MF Husain’s tryst with Hyderabad ends on a sad note

Hyderabad: Art lovers of Hyderabad, who had a lot of affinity towards the internationally-acclaimed artist, Maqbool Fida Husain, aka M F Husain, will now be missing his last link with the city. Husain’s unique and mystic art museum – Cinema Ghar – located at the vantage point on Road No. 12, Banjara Hills, is now being demolished, to make way for a commercial complex.

Cinema Ghar was inaugurated in 1999 by Bollywood actor Madhuri Dixit, who played a lead role in Husain’s epic film Gaja Gamini. A museum that had rare collections of the renowned artist that depict various phases of his life-time, it was rendezvous for hundreds of art lovers from all parts of the country regularly.

The property was sold off last year, sources said. The paintings and other collections, that formed a part of the exquisite experience of the art museum, had been shifted to Mumbai soon after the artiste’s death in London on June 9, 2011.

Cinema Ghar under demolition. A commercial complex is to come up soon here.

The peculiar feature of Cinema Ghar was that it had only two colors on the building’s elevation from outside – black and white, containing Husain’s trademark sketches carved out on the walls. However, once art-lovers went inside they used to witness a huge canvas of vibrant colors with several abstract and realistic paintings adorning the walls.

The museum had a gallery of photographs paying rich tribute to Indian cinema, from Dada Saheb Phalke to Madhuri Dixit and Tabu. It also had audio, video and digital albums of Beetles to A R Rahman and that of Urvashi to Martha Graham.

The building also had a 50-seat cinema theatre called Soundarya Talkies, equipped with a Dolby sound system and a library of about 2,000 books on art, cinema, music, dance, computer, science and technology. It had an exhibition hall to accommodate large works of art pieces.

This huge collection of Husain’s works, a gallery and museum, has been segregated into various suites, each housing one form of art.

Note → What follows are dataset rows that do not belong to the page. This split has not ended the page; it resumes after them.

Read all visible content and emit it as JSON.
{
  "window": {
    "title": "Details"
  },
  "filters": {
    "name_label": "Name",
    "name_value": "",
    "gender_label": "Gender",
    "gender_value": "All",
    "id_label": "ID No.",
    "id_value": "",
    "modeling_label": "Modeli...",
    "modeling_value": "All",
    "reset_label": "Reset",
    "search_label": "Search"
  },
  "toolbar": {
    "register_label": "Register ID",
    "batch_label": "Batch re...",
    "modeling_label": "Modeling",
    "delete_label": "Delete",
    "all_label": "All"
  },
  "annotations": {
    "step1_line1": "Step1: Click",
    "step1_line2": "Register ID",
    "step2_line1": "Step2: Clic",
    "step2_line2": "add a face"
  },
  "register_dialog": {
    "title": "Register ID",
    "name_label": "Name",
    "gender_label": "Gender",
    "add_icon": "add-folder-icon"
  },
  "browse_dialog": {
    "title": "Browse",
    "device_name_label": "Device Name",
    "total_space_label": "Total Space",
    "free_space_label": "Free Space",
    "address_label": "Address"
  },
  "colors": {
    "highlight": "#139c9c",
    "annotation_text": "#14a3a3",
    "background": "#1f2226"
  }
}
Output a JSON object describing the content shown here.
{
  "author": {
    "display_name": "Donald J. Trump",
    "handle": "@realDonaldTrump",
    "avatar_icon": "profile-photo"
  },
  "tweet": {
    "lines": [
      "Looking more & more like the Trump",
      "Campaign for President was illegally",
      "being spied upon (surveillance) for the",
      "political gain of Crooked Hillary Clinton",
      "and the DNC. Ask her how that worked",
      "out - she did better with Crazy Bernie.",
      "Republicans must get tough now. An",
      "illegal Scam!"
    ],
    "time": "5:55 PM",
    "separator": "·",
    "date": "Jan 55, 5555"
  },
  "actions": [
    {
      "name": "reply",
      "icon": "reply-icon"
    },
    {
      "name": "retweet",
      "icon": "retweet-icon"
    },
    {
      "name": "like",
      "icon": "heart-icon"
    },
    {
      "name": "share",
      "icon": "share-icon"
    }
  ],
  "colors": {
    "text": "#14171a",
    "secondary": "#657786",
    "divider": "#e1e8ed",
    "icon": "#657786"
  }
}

Hyderabad had always been a special place for Husain. It was his in-laws’ place – he married Fazila, a Sulaimani Bohra Muslim residing in Hussaini Alam in 1941. Hussaini Alam is incidentally home to hundreds of both Dawoodi and Sulaimani Bohras who also have their Jamaat Khana’s there.

“He used to make surprise appearances in the streets of Hyderabad walking bare-footed; have a cup of an Irani chai at Secunderabad’s Grand Hotel. He used to take a stroll on the Tank Bund. Hyderabad was like his second home,” said Mir Ayoob Ali Khan, a senior journalist from the city.

He also hosted gatherings for the art lovers of Hyderabad at his Cinema Ghar where he unhesitatingly mingled with all, Khan added.

When Husain was facing threats to his life from the right-wing groups, forcing him to leave Mumbai in 2006, he thought of coming to Hyderabad and spending the rest of his life at Cinema Ghar because his friends had assured him that it was a safer place. “But he moved to Qatar for reasons known to him, and from there to London, where he passed away,” Khan said.